|Robb's Rambling Reviews||
Ever have a really bad day? I mean a REALLY BAD day? Multiply that by ten and you might begin to walk in Simon’s footsteps. Simon, Becky Albertalli’s protagonist in Simon vs. The Homo Sapiens’ Agenda, is a not-so-out gay high school student having to come to grips with the possibility of being outed unless he stands up to his blackmailer. Full of unexpected insights and witticisms, Albertalli’s creates an atypical hero in Simon in that what bothers Simon about being outed is not what it will mean to his own life, but more about how it will affect the life of others around him. In fact, he doesn’t even see the need to come out. “As a side note,” he says, “don’t you think everyone should have to come out? Why is straight the default? Everyone should have to declare one way or another, and it should be this big awkward thing whether you’re straight, gay, bi, or whatever.”
Another of Albertalli’s successes comes in her ability to create true to life, relatable characters who will immediately appeal to readers. Simon, our story’s hero, is in some ways your typical angst ridden sixteen year old, but in other ways he couldn’t be farther from the norm. Witty, introspective, and genuine, Simon thinks the way teenagers think and acts the way teenagers act. Having fallen head over heels for someone he knows only through emails, his hopes and wishes are totally relatable. Leah, Simon’s best friend, can be somewhat standoffish at times, but is a true and caring friend. Nick, Simon’s closest male friend, is actually more of a brother figure to Simon than friend. Abby, the newest addition the group, is the blackmailer’s object of affection, and the first person Simon personally comes out to. Although a close-knit group of friends, Albertalli has done an excellent job giving each character their own identity and personality. Readers will find them accessible and easy to relate to.

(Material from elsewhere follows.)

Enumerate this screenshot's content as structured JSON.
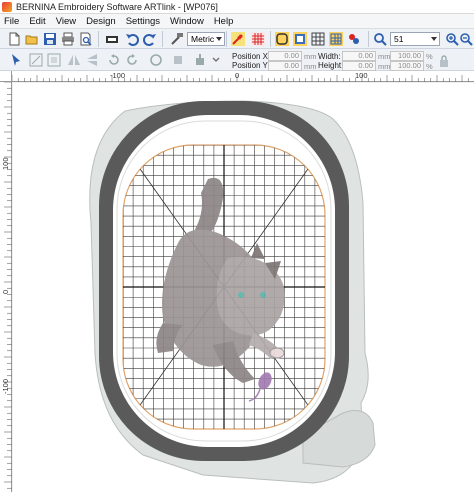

Albertalli has also done an excellent job in creating believable and enjoyable dialogue for her characters. Witty, sarcastic, or playful, the conversations between characters is spot on. Nora, Simon’s sister asks, “What's a dementor?” To which Simon replies “I mean, I can't even. Nora, you are no longer my sister.” “So it's some Harry Potter thing, she says.” Classic. When Simon comes out to his friends, Abby tells Nick "Say something supportive. I don't know. Or awkwardly hold his hand like I did. Anything." Nick and I look at each other. "I'm not holding your hand," I tell him, smiling a little. "All right" --Nick nods-- "but know that I would.” Albertalli has a knack for knowing teenage dialogue: knowing what to say and knowing when to say it, but also knowing sometimes saying a little says a whole lot more.
The premise of Simon and the Homo Sapiens Agenda reminds me of one of my favorite movies, You’ve Got Mail. Both center around a romance between two people who have never met face to face, communicating only via email. Although most high school students probably wouldn’t relate well to Meg Ryan or Tom Hanks as major characters in this novel, the idea that it is easier to talk to someone over a computer rather than face to face, especially when you are sharing intimate parts of yourself, resonates with teens. Technology is such a constant in their lives that this idea of striking up a friendship, or romance, before actually meeting the other party is commonplace. Another reason I was impressed with Albertalli’s novel is the treatment of Simon’s sexuality. Yes, the book centers around the crisis of his coming out, but the story is much more than just that. In some ways it is just a subplot. As Simon said in the book, it wasn’t the coming out that was the difficulty, it was the timing. It was his story to tell, so it should have been up to him to tell it, and on his terms. I think we can all relate to that.
Although the Albertalli’s story could be plucked from any high school campus, she has created a novel that speaks to today’s young readers on a personal level. Whether using witty and dynamic dialogue, creating a cast of well-rounded accessible characters or including unexpected insights into her characters and the dynamics of their friendships, Albertalli knows kids, and it shows.
Citation: Albertalli, B. (2016). Simon vs. the homo sapiens agenda. New York, NY: HarperCollins Publishers.